The blackmail plotline twists and turns appropriately enough for a noirish, Hitchcockian thriller. Far more intriguing, though, is the drama in Ed's head. Can a being so riddled with angst, so disconnected, so utterly lost, find a way to rejoin his brethren? Outside Ed is quiet, but you can almost hear the soul inside shouting "Oh brother, where art thou?"

Movies by the Coen brothers almost always plant a memorable image or two in the permanent records section of your head. Images like John Goodman's head popping out of a hole in the ground in "Raising Arizona" or the flaming hotel hallway from hell in "Barton Fink." Images like The Dude floating down a bowling alley to the psychedelic strains of "Just Dropped In" during "The Big Lebowski," or George Clooney being dragged backwards out of a moving train car in "O Brother, Where Art Thou?" "The Man Who Wasn't There" offers a series of arresting visuals that play off the film's dramatic lighting and superb black and white photography. From the twirling mini-barber pole at the beginning of the film to the prison objects hovering on a sea of white at the end, the production looks absolutely great.
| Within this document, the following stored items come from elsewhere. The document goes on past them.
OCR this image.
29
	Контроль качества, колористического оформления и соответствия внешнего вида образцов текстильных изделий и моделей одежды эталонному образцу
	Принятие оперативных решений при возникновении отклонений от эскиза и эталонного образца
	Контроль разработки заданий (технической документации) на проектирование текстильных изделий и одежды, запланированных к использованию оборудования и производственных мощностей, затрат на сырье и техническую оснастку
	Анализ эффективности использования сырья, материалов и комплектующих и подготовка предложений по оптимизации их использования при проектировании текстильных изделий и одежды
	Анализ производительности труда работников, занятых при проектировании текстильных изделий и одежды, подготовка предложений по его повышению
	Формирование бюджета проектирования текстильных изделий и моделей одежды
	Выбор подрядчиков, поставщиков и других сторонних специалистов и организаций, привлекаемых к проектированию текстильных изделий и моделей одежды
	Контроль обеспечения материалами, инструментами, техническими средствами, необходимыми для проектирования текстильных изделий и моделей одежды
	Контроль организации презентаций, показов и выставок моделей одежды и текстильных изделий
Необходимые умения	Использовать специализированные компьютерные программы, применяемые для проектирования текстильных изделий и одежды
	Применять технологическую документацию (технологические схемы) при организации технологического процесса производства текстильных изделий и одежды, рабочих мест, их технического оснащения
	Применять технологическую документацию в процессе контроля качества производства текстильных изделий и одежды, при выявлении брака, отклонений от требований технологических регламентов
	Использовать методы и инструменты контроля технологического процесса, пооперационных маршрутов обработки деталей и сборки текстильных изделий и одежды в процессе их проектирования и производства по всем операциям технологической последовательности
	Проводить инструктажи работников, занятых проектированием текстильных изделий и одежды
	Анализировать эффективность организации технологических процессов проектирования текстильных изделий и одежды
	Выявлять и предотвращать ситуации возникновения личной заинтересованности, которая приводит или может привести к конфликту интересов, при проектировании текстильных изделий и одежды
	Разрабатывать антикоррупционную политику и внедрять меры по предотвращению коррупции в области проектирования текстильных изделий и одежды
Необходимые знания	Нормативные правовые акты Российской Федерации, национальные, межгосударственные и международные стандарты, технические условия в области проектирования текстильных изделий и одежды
Thank God for the pretty pictures, too, because "The Man Who Wasn't There" adopts the deliberate pacing of Ed, which makes for some slow going. During the sluggish parts, I had time to savor the cinematography, the surface plot, the superb acting (especially by Thornton, who underplays his role masterfully) and Ed's quiet desperation while mulling over some recurring questions about the Coens.

I wonder if the brothers view their characters (and the rest of humanity, for that matter) with affection or contempt. They seem more clinical than ever this time around, leaning too much on their actors to humanize their carefully arranged displays (Even "Fargo," the Coen film most embraced by the general public, was populated by a series of wicked caricatures, with Frances McDormand giving a performance so exceptional that it warmed up the whole film).

In the latter portion of "The Man Who Wasn't There", attorney Freddy Riedenschneider (Tony Shalhoub) relates a theory that the closer you study something, the less you will see. Could this be a suggestion from the Coens that we should stop trying to figure them out and simply enjoy their latest exercise in style over substance? Or are they artists with important things to say who toss in glib statements and outrageous visuals to brighten up their grim view of the human condition?

I lean more towards the former than the latter, but remain a Coen brothers faithful either way. Given the choice of having Joel and Ethan test my patience and watching your average pre-chewed Hollywood offering, I'll swallow an aspirin and go with the Coens any day.